LMDeploy is a toolkit for compressing, deploying, and serving LLMs.
https://lmdeploy.readthedocs.io/en/latest/
Apache License 2.0
4.15k stars 376 forks source link

[RFC] Refactor chat template and remove model name from engine config #1065

Open AllentDan opened 7 months ago

AllentDan commented 7 months ago

Motivation

Major features

How to use

For api_server, to use an extra template, commands could be:

lmdeploy serve api_server $MODEL_PATH --chat-template $JINJIA

For APIs like pipeline, we are going to provide documents to show how to add a chat template in python or Jinjia. The codes will be:

chat_template = PythonTemplate() # or a function or a Jinjia str or file path
input_inds = tokenizer.apply_chat_template(messages, chat_template=chat_template)
pipeline(input_ids)
lvhan028 commented 7 months ago
  1. It's better to deprecate model_name instead of removing it directly. PR #1022 is working on it for TurbomindEngineConfig
  2. For the pipeline case, are you suggesting changing prompts to input_ids?
AllentDan commented 7 months ago
  1. It's better to deprecate model_name instead of removing it directly. PR Remove model name when loading hf model #1022 is working on it for TurbomindEngineConfig
  2. For the pipeline case, are you suggesting changing prompts to input_ids?
  1. Removing model_name refers to PytorchEngineConfig then. model_name still exists in ChatTemplateConfig whic is not gonna be deprecated.
  2. Not implemented yet. Maybe I will provide a function for user to set chat_template to tokenizer in pipeline.
irexyc commented 7 months ago

Should we consider making the chat template or model_name a required argument? The matching strategy is quite prone to failure or mismatching to the wrong template.

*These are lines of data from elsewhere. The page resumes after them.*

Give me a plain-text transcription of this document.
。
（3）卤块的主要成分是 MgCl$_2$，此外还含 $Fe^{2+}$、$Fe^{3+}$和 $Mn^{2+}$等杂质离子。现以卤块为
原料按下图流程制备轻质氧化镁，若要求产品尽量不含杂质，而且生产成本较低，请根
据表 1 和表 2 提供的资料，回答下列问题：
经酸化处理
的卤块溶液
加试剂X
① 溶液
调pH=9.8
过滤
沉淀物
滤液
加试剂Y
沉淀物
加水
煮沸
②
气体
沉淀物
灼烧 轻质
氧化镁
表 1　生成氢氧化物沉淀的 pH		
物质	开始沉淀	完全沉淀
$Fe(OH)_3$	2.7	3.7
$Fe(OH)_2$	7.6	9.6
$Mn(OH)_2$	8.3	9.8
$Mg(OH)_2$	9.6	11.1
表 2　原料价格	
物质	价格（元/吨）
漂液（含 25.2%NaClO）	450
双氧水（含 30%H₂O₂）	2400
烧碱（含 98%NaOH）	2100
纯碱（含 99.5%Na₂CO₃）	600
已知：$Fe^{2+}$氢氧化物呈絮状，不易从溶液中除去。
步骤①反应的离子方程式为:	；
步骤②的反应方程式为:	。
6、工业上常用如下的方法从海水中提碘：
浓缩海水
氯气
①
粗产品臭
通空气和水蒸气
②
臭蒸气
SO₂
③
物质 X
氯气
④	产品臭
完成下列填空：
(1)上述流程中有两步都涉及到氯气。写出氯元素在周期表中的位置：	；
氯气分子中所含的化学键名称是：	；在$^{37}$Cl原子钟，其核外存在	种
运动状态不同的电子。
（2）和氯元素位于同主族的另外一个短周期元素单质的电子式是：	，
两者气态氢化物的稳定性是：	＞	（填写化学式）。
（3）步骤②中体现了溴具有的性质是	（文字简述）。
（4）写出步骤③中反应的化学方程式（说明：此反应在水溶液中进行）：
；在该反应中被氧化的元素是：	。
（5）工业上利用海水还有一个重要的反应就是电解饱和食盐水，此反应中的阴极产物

AllentDan commented 7 months ago

I prefer an accurate matching like FastChat.

AllentDan commented 7 months ago

The /v1/completions interface does not consider any dialogue template issues and only accepts an input string, which is directly processed by the tokenizer and then inferred. Therefore, only /v1/chat/completions and /v1/chat/interactive are discussed:

  1. No model_name, no jinja-template:
    • /v1/chat/completions prioritizes reading the Jinja template from tokenizer_config.json, and if not available, uses the one defined by LMDeploy.
    • /v1/chat/interactive uses the one defined by LMDeploy.
  2. model_name provided, no jinja-template:
    • Use the dialogue template corresponding to the specified model_name in LMDeploy format.
    • Both interfaces use the dialogue template defined by LMDeploy.
  3. No model_name provided, jinja-template provided:
    • Only ensure that /v1/chat/completions uses the jinja-template.
    • The behavior of /v1/chat/interactive is not guaranteed, and it usually responds to the request as text completion.
  4. model_name provided, jinja-template provided:
    • If model_name finds a dialogue template, all interfaces use the LMDeploy dialogue template.
    • If model_name does not find a dialogue template, an error is reported directly, and the program cannot be started.